/ml-dataset-mdt

Multi Destination Trips dataset for research purposes - fully anonymized, sampled, limited

Primary LanguageJupyter Notebook

Intro


Booking.com provides a unique dataset based on millions of real anonymized bookings to encourage the research on sequential recommendation problems. Many travelers go on trips which include more than one destination. Our mission at Booking.com is to make it easier for everyone to experience the world, and we can help to do that by providing real-time recommendations for what their next in-trip destination will be. By making accurate predictions, we help deliver a frictionless trip planning experience. The main challenge is to use a dataset based on millions of real anonymized accommodation reservations to come up with a strategy for making the best recommendation for their next destination in real-time.

Multi-Destination Trip recommendation bar at booking.com

Dataset


The training dataset consists of over a million (1,166,835) of anonymized hotel reservations, based on real data, with the following features:

  • user_id - User ID
  • checkin - Reservation check-in date
  • checkout - Reservation check-out date- created_date - Date when the reservation was made
  • affiliate_id - An anonymized ID of affiliate channels where the booker came from (e.g. direct, some third party referrals, paid search engine, etc.)
  • device_class - desktop/mobile
  • booker_country - Country from which the reservation was made (anonymized)
  • hotel_country - Country of the hotel (anonymized)
  • city_id - city_id of the hotel's city (anonymized)
  • utrip_id - Unique identification of user's trip (a group of multi-destinations bookings within the same trip).

Each reservation is a part of a customer's trip (identified by utrip_id) which includes consecutive reservations.

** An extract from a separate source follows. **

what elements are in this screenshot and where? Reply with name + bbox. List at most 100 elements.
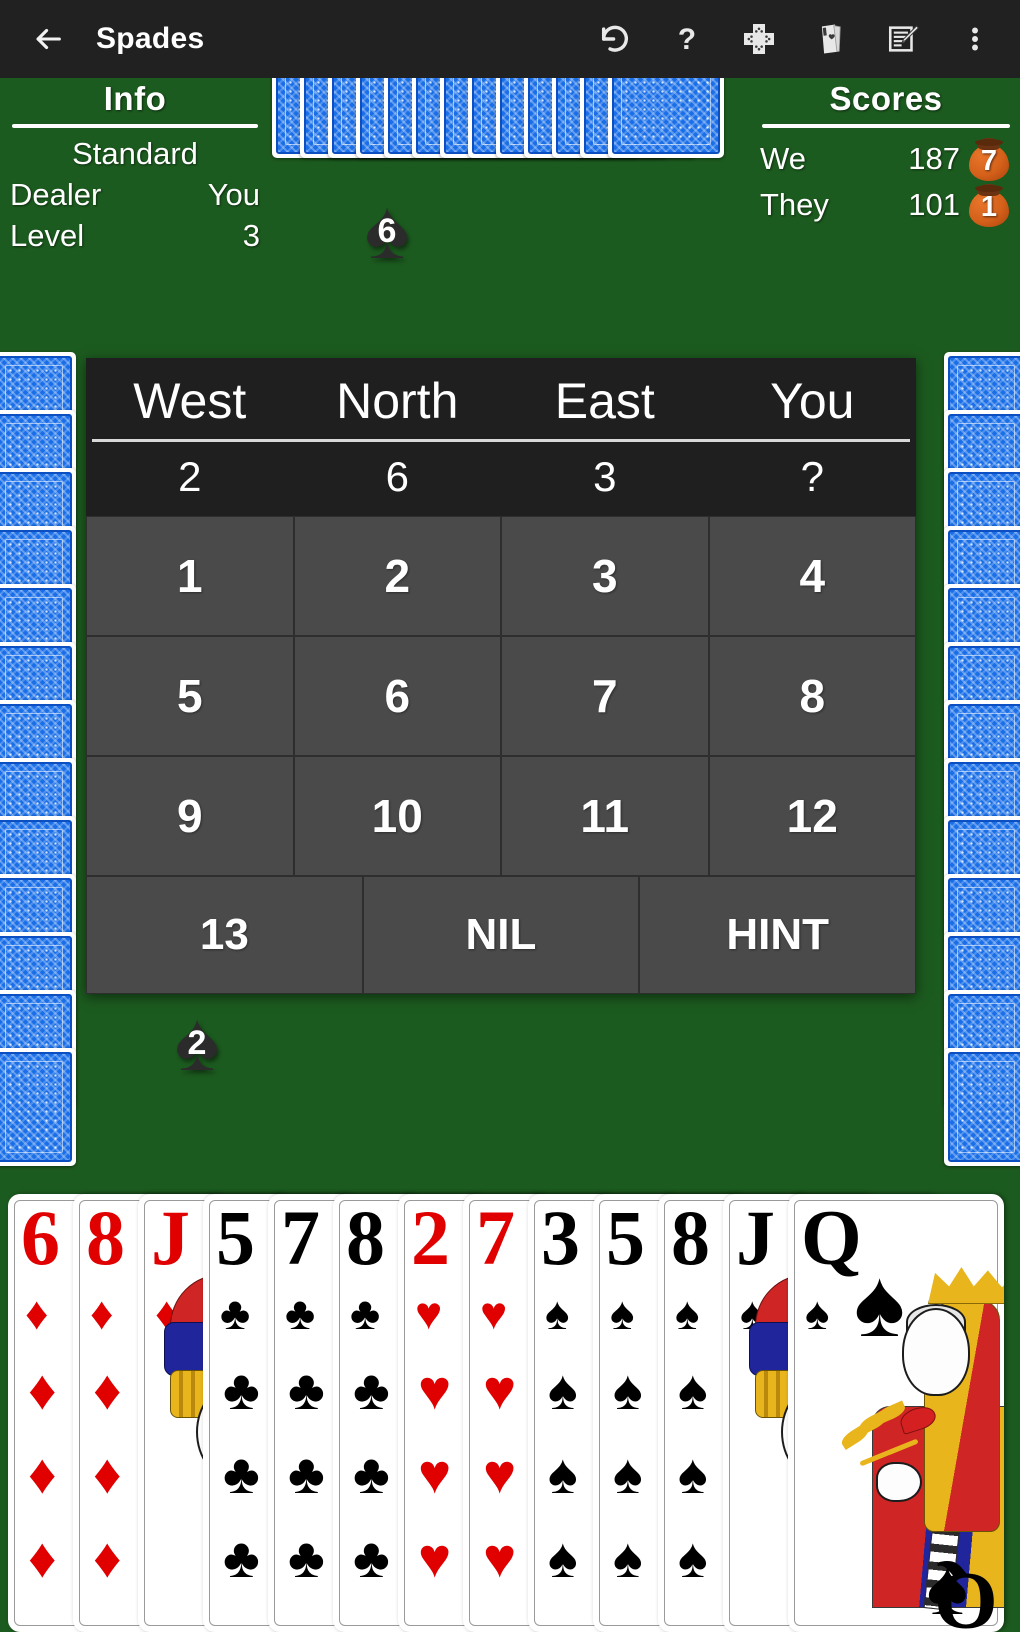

The evaluation dataset is constructed similarly (378,667 reservations), however the city_id (and the country) of the final reservation of each trip is concealed and requires a prediction.

Citing


Booking.com Multi-Destination Trips Dataset is published as a resource paper at SIGIR '21. Please refer to dataset in research publications in the following format:

Dmitri Goldenberg and Pavel Levin. 2021. Booking.com Multi-Destination Trips Dataset. In Proceedings of the 44th International ACM SIGIR Conference on Research and Development in Information Retrieval (SIGIR ’21), July 11–15, 2021, Virtual Event, Canada.

BibTex:

@inproceedings{goldenberg2021dataset,
 author =    {Goldenberg, Dmitri  and Levin, Pavel},
 title =     {Booking.com Multi-Destination Trips Dataset},
 booktitle = {Proceedings of the 44th International ACM SIGIR Conference on Research and Development in Information Retrieval (SIGIR ’21)},
 year =      {2021},
 doi  =      {10.1145/3404835.3463240}}

For more details, please refer to Booking.com challenge website and the Booking.ai blog.

Attachments


  • train_set.csv - Training dataset
  • test_set.csv - Validation test set data (with a concealed last destination) as used in Booking.com WSDM WebTour challenge
  • ground_truth.csv - The true values of the test set
  • submission.csv - an example submission for the test data
  • evaluation_demo.ipynb - a Jupyter notebook exampling train set loading, submission generation for test set and evaluation function

Terms and Conditions


  • The dataset is a property of Booking.com and may not be reused for commercial purposes.
  • The dataset may not be used in a manner that is harmful or competitive in nature with Booking.com or Booking Holdings.
  • The dataset may not be used in any manner or for any purpose that may violate any law or regulation.